My hope had been that I could serve this effort by bringing a rigorous and evidence-based perspective from the academic research realm into the conversation. But it was not to be.

My take is that this project was unsuccessful because the framework under which IEEE standards are developed was ultimately not compatible with the way that participants wanted to proceed (in particular, with respect to open attributable deliberation and contribution, and ownership of intellectual property). I can’t speak for others of course, but my sense from our discussion is that a large majority of participants felt that if we couldn’t take a maximally open approach to process and materials, our work was unlikely to yield a credible standard for the communities we hoped to serve. The fact that many participants had been part of standards creation processes elsewhere that were open in the way we hoped added to a shared belief that such approaches were more than possible.
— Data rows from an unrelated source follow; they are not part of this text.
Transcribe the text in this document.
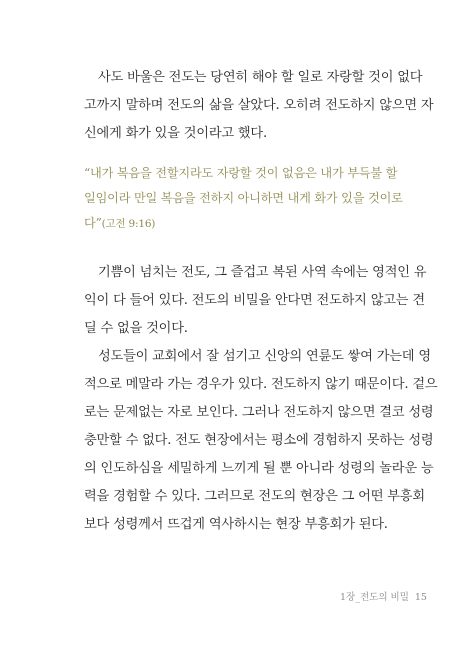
사도 바울은 전도는 당연히 해야 할 일로 자랑할 것이 없다
고까지 말하며 전도의 삶을 살았다. 오히려 전도하지 않으면 자
신에게 화가 있을 것이라고 했다.
“내가 복음을 전할지라도 자랑할 것이 없음은 내가 부득불 할
일임이라 만일 복음을 전하지 아니하면 내게 화가 있을 것이로
다”(고전 9:16)
기쁨이 넘치는 전도, 그 즐겁고 복된 사역 속에는 영적인 유
익이 다 들어 있다. 전도의 비밀을 안다면 전도하지 않고는 견
딜 수 없을 것이다.
성도들이 교회에서 잘 섬기고 신앙의 연륜도 쌓여 가는데 영
적으로 메말라 가는 경우가 있다. 전도하지 않기 때문이다. 겉으
로는 문제없는 자로 보인다. 그러나 전도하지 않으면 결코 성령
충만할 수 없다. 전도 현장에서는 평소에 경험하지 못하는 성령
의 인도하심을 세밀하게 느끼게 될 뿐 아니라 성령의 놀라운 능
력을 경험할 수 있다. 그러므로 전도의 현장은 그 어떤 부흥회
보다 성령께서 뜨겁게 역사하시는 현장 부흥회가 된다.
1장_전도의 비밀 15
I learned 5 important lessons in this process.

  1. There are more people on the same page than you might think. We had participants ranging from big tech and well-known open source foundations to small project community members, activists, and academics. We were able to move quickly and with consensus up until the point where we got intractably stuck.
  2. Our technology is heavily intertwined with our ideas about organization structure. Coming from an IT background, I’ve always known that arguments about tech are rarely actually about tech — they’re almost always about human things: strategy, power, accountability, imagination, emotions. Early on, the openness struggle seemed to be in part about tooling — in particular the tech stack provided by IEEE versus what participants expected to use. Even once it was clear that this was a roadblock not a pothole, even though we knew it wasn’t really about the tech, the gaps between the tech stack and our aspirations were too wide to ignore. It was striking how much platform affordances shape and make invisible our beliefs and assumptions about access and process. E.g., if a password is required to see documents in a shared store, and the policy requires the shared store to be used exclusively, the policy de facto requires password access to view the document, even if the policy does not directly say so — and so on.
  3. Our ideas about reasonable work processes are heavily influenced by the ideals of open source and free software. Although every now and then someone would remind us that this was “a standards process, not a software project,” the ideals and perspectives embodied in free software — particularly in commons-based peer production — drove our vision of what a standards process for a peer production context should look like. The lack of conformance to those goals and that ethos made the project unviable.
  4. It’s possible to end things cleanly. I’ve never been part of a group that voted to dissolve itself, and it was a little bit refreshing to see this clarity emerge, and for people to stick with the project through to the actual end — at least in comparison to the alternative of bumping along, gradually declining in engagement, wasting folks’ time, and unable to progress. In the end, we had consensus to request to be disbanded, and the request was accepted.
  5. Institutional convening power is significant but limited. I was drawn to the project because it was under the IEEE umbrella — and the IEEE is one of the academic societies where I’ve found a home. The prestige, neutral reputation, and strong track record of the institution brought us together in a way that I don’t think any of our affiliated organizations could have. But once we were gathered, it was clear that the institution that drew us together was not one where a project of this kind could be successful. When institutions make use of their power to convene diverse stakeholders around a novel goal, they should do so only having first conducted a concrete analysis to indicate whether the specific details of the structure they offer will support success.